I met Alice while working on the McWilliams bio, and I saw her often after that. What a pistol. I'm so glad I met her, and though I'm sad she's gone, I'm thrilled that her life was celebrated by (many of) the people whose lives she touched.

Saturday, January 09, 2010

Ramparts Chat on KALW's "Your Call"

I'm listening to my interview with Rose Aguilar on KALW's "Your Call." We taped it last month before Rose left for a long vacation in New Zealand. I never caught the air date, but several friends let me know they heard it on Thursday.

What a pleasure to have a long talk with someone as prepared and receptive as Rose. She does a fantastic job on that show, which introduced me to many other fine programs on KALW, including "Left, Right, and Center," "Counterspin," and "Le Show." I hope her batteries are fully recharged when she returns.

Full disclosure: I acquired and edited Rose's book, Red Highways, for PoliPointPress.

Friday, January 08, 2010

Socialist Review on Ramparts Book

Patrick Ward offers an assessment of A Bomb in Every Issue in the January issue of Socialist Review. Ward has his criticisms, but the overall judgment is very gratifying--especially in light of other favorable reviews from conservative periodicals. In that sense, the Ramparts story seems to transcend the blunt categories we usually bandy about in political discussions.

The Nation and the FBI

I've been talking a lot about Ramparts and its CIA saga, but I'm glad Richard Lingeman has returned our attention to an earlier row between the FBI and The Nation. Lingeman's article, "The File's Tale," shows how the FBI responded to Fred Cook's investigation of the bureau in 1958. Not pretty.

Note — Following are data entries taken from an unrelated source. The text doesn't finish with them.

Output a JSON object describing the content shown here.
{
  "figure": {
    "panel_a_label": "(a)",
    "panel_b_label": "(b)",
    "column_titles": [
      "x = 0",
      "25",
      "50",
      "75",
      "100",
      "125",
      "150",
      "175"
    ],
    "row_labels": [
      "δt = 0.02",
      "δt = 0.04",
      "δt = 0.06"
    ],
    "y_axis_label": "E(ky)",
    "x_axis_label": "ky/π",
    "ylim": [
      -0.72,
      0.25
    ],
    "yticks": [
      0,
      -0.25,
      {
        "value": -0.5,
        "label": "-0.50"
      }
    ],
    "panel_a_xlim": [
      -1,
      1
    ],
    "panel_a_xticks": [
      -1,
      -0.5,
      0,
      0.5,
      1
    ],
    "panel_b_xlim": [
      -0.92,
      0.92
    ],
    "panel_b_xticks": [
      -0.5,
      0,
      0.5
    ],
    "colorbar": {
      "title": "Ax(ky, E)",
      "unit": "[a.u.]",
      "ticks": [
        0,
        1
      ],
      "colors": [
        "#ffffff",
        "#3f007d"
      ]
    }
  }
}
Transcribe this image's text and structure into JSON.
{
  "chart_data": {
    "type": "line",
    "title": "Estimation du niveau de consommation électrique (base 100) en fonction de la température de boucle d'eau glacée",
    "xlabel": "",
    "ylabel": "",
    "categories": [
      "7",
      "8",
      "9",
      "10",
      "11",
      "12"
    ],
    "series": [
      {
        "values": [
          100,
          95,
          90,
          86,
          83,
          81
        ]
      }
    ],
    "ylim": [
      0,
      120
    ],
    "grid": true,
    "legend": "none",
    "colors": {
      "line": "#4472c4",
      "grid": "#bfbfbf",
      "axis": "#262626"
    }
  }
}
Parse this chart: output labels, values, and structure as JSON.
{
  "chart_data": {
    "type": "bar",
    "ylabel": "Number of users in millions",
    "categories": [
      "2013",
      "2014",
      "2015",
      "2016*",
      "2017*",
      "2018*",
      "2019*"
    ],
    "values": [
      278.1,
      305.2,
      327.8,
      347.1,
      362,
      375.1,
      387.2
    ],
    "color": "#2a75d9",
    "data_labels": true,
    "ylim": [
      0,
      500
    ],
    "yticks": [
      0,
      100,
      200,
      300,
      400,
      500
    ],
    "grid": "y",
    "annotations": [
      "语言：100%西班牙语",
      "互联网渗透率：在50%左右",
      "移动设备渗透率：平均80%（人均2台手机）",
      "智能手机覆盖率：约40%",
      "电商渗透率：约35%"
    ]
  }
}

In fact, The Nation under Carey McWilliams shared many of Ramparts' virtues, but their styles were quite different. If Ramparts was a thoroughbred, The Nation was a workhorse, churning out its weekly on a modest budget to a smaller audience. McWilliams was incapable of Warren Hinckle's extravagance, but he turned a journal of opinion into a forum for investigative journalism and shepherded the magazine through the McCarthy era, its most difficult period.

Saturday, January 02, 2010

Peter Collier Review in The New Criterion

I was delighted to see Peter Collier's review of the Ramparts book in The New Criterion. Few people were in a better position to see the magazine steadily and whole. Peter started as an editor after working for Bob Scheer's 1966 congressional campaign and stayed on through 1972, when he and David Horowitz were running Ramparts.

Like David, Peter has repudiated the magazine and its politics. Actually, he has flayed them energetically for decades now. So it was no surprise that he thought I was too sympathetic to Ramparts' principals and achievements. To make that charge stick, he had to flatten out my perspective a bit--perhaps knowingly, since he cites material from the book that would disturb even a hardcore leftist.

Peter gave the book good marks on accuracy, but I had to laugh when he mentioned a Ramparts hoax I was unaware of. And this after I mocked the flatfooted media types who fell for the magazine's Warren Commission send-up. More evidence that humility is often the best intellectual posture.

You'll also find some fine phrase-making in Peter's review, including a reference to Warren Hinkle's "heroic Irish liver."

Friday, January 01, 2010

MoJo Book Picks

Another good day for the Ramparts book: Mother Jones picked it as a top book of 2009, and "CounterSpin" rebroadcast our interview, this time with D.D. Guttenplan's discussion of I.F. Stone.